Solid Phase Microextraction (SPME):Utilizing a PEG 20M composite coating, SPME has been optimized for the detection of o-chlorophenol and 4-nitrotoluene in water samples. This technique offers significant improvements in detection limits and reproducibility, making it a valuable tool for environmental monitoring and water quality assessment. The enhanced sensitivity and reliability of SPME with PEG 20M coating facilitate the accurate detection of trace contaminants, contributing to safer and cleaner water resources.

Biochemistry and Medicinal Chemistry

Alternative Organic Solvents: In enzyme-catalyzed reactions, this substance serves as an eco-friendly alternative to traditional organic solvents.
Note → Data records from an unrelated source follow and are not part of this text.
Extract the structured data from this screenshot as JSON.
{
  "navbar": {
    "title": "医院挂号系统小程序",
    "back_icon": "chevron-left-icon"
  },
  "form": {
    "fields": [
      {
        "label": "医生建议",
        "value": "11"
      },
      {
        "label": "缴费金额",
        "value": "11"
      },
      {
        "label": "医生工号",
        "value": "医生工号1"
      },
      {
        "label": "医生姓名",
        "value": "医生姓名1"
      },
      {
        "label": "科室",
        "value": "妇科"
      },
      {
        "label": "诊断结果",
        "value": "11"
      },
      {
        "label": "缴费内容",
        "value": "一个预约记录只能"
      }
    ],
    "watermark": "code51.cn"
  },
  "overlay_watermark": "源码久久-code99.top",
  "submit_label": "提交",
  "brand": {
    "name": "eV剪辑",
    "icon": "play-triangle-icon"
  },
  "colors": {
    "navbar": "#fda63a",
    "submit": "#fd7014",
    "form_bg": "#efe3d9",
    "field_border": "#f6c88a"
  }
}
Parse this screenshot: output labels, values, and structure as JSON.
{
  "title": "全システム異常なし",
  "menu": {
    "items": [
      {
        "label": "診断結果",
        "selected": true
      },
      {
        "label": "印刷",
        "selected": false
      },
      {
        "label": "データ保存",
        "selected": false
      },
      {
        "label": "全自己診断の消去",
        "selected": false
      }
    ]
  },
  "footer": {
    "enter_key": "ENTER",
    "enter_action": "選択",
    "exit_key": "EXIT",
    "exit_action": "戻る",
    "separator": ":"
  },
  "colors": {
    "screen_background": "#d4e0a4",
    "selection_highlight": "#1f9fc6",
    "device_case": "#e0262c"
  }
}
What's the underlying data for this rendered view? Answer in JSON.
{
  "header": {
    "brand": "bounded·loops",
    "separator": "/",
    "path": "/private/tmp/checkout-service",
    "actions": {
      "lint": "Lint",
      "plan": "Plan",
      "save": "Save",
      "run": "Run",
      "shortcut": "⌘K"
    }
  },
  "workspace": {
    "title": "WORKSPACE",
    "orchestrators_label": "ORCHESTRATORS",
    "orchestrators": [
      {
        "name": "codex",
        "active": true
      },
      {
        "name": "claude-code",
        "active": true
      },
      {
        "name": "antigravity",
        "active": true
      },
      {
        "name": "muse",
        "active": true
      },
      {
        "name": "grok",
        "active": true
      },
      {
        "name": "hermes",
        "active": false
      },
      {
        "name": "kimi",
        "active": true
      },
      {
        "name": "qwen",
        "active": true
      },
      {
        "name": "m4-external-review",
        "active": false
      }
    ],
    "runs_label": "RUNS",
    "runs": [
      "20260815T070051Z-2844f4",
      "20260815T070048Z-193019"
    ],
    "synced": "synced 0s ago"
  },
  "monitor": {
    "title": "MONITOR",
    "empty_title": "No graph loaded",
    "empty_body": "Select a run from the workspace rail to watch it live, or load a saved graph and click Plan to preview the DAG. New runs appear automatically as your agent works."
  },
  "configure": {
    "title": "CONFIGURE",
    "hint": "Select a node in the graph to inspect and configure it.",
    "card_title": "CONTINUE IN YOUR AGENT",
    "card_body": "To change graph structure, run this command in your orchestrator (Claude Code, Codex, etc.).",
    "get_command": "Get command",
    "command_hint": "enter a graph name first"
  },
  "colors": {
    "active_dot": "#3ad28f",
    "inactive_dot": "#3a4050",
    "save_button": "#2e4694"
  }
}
It supports environmentally sustainable biocatalytic processes, such as asymmetric synthesis, by enhancing product formation rates and enantioselectivity. This application promotes green chemistry practices in biochemical research and industrial biotechnology.

Medicinal Chemistry: Within the realm of medicinal chemistry, it finds utility in the synthesis of drug intermediates and the extraction of complex molecules. Its use in these processes aids in the development of novel pharmaceuticals and the isolation of bioactive compounds from natural sources. By facilitating efficient and selective extractions, it contributes to the advancement of drug discovery and the optimization of synthetic routes for active pharmaceutical ingredients.